If he wins we will have to give up our hysterics about his awfulness and work twice as hard to bring local concern and anti-theocratic energy to whatever time remains for American democracy.
If she wins, we will have to work twice as hard not to gloat, to replace identity politics with class concerns, and to embrace the common sense the left has lacked over the last decade or two.
America is not great. The system is rigged. Mr. Trump has been right about that. That he would make it great again or not rig the system all the more for himself are both laughable ideas proven in his every remark, his first term, and on January 6th. Like most people of my stripe, I remain amazed at the mental gymnastics folks are willing to go through not to vote against him with as much force as possible, which in this case means voting for her, even if you detest what she stands for.
But to grow stronger, the burble of life still audible in America will need much more than a sane vote tomorrow. It will require people to do what they always struggle to do: sacrifice, learn from their critics rather than demonize them, take responsibility, get humble, etc. It will require a leader or two to say: “This is a twenty-year endeavor and we are just at the start of it.” It will require a full transformation of education, transportation, and the use of technology.
Yet, oddly, in my view, I see our biggest challenge as how we interface with each other and the world.
Of course, this would be better without a cretin in charge, if school were about curiosity, not status, you could easily catch a bus and so on. Rhetoric and policy matter.
But in the warp and woof of the day are now interchanges that once came with potential generativity and now come only with frustration and protocol, with reasons to retreat or become suspicious.
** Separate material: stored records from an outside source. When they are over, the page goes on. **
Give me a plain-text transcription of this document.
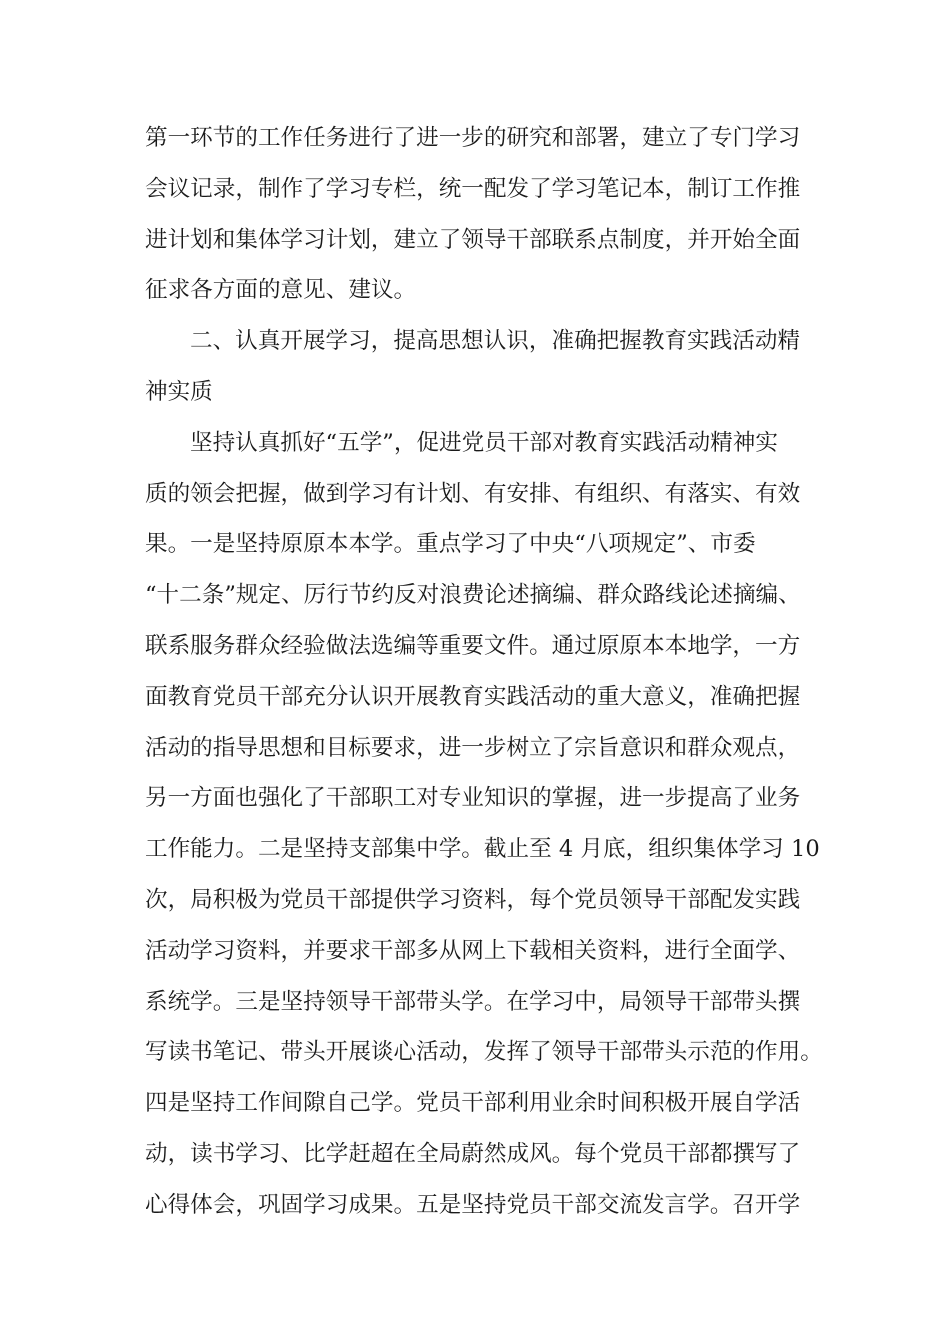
第一环节的工作任务进行了进一步的研究和部署，建立了专门学习
会议记录，制作了学习专栏，统一配发了学习笔记本，制订工作推
进计划和集体学习计划，建立了领导干部联系点制度，并开始全面
征求各方面的意见、建议。
二、认真开展学习，提高思想认识，准确把握教育实践活动精
神实质
坚持认真抓好“五学”，促进党员干部对教育实践活动精神实
质的领会把握，做到学习有计划、有安排、有组织、有落实、有效
果。一是坚持原原本本学。重点学习了中央“八项规定”、市委
“十二条”规定、厉行节约反对浪费论述摘编、群众路线论述摘编、
联系服务群众经验做法选编等重要文件。通过原原本本地学，一方
面教育党员干部充分认识开展教育实践活动的重大意义，准确把握
活动的指导思想和目标要求，进一步树立了宗旨意识和群众观点，
另一方面也强化了干部职工对专业知识的掌握，进一步提高了业务
工作能力。二是坚持支部集中学。截止至 4 月底，组织集体学习 10
次，局积极为党员干部提供学习资料，每个党员领导干部配发实践
活动学习资料，并要求干部多从网上下载相关资料，进行全面学、
系统学。三是坚持领导干部带头学。在学习中，局领导干部带头撰
写读书笔记、带头开展谈心活动，发挥了领导干部带头示范的作用。
四是坚持工作间隙自己学。党员干部利用业余时间积极开展自学活
动，读书学习、比学赶超在全局蔚然成风。每个党员干部都撰写了
心得体会，巩固学习成果。五是坚持党员干部交流发言学。召开学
Maybe this happened when we stopped going to church, when Walmart crushed Main Street, when Amazon took over, when phones became ubiquitous, or at some other moment. But now we stay in our bubbles and resist, rather than seek, the stickiness interaction with another human being requires. This is our biggest challenge.
We need a “No-Phone Cafe” and to keep phones out of schools.
We need to be able to shop and pay the cashier, not interact with a screen.
We need case workers who know our name rather than call centers where the person you speak to can only read from a script.
Maybe we need a day where everyone has to play Cribbage or Gin Rummy or Dominoes with a stranger and no one gets to talk faith or politics.
We need a shift in culture at the micro level. And that is not easy.
Below is a clip of Yuval Noah Harari talking about the difference between democracy and dictatorship. My friends will assume he is talking about Trump. But a Trump supporter could easily see him talking about the left. More or less, the real culprit he is pointing to is tech.
In the everyday behaviors—now lost—that made me neighborly with people whether I agreed with them or not was the stitching of democracy. Until we insist on those again and measure days by how many people we interface with rather than by an algorithm or the demon of efficiency, even the best political results will not matter.
Regardless of who is in office, the terror we face is that we do not face one another as we could and might. It is that with which we must reckon.

Politics is theology, east and west, so you will always have theocrats. All the things you identify as the big problems and challenges really are not, nor are they within the scope of state power to be changed by politics. They are theological, or more deeply, spiritual problems. The state has much simpler duties, well laid out by Machiavelli. The theological sermons placed in front of the real-politik exists to keep your head from melting down — the heads of all people who have not been bred to understand and use power for what it is. (This explains Trump's appeal and gains with "minorities" the white corporte Dem establishment likes to enfeeble as a perpetually passive victim class.)
You are among Nietzsche's resentful sheep, upset the weaker wolf lost, who you mistook for a more sheeplike creature. A powerful state is an apex predator, and it will never lay down power without being forced to do so. Fortunately Mr. Trump's ideas of power may lead him away from exercising it as much and so far abroad as the Clintons and Bushes did. De-escalating in (and maybe eventually getting out of) Europe, China's coastal waters, etc. should be seen as existentially good moves. far more valuable than the tepid promises to restore this or that type of care or kickback at home by Democrats who are now the last vanguard of crusader neoconservatism, well to the right of Nixon on most things. Such a terribly unself-aware party leadership with no bench, thanks to their killing off of any challengers to their out of touch, out of date zombies. Remember it was the Clintons with Bush assists who created bin Laden, Putin, and the forever wars — sold out the productive economy, deregulated the banks, and caused a major global depression. Why should anyone trust them with power?
From outside the US, the reactions of many white northern hemisphere folks are instructive — those still addicted to the fumes of the old order are upset only about the loss of the optics. In the old old days, monopolization of violence defined state legitimacy. Now it must also be masked from view and deniable. The president should be a clean white doily — one that magically allows us not to see the blood soaking through as we catch our compounded interest, cheap energy, plasticine loot, daily caloric intake, etc. Trump doesn't give a shit about that. He makes it obvious we're living in a bloody empire, but good grief look to any era in the past to see how much worse it has been for naked power grabs, breaches of "democratic norms," and crass bigotry, racism, etc.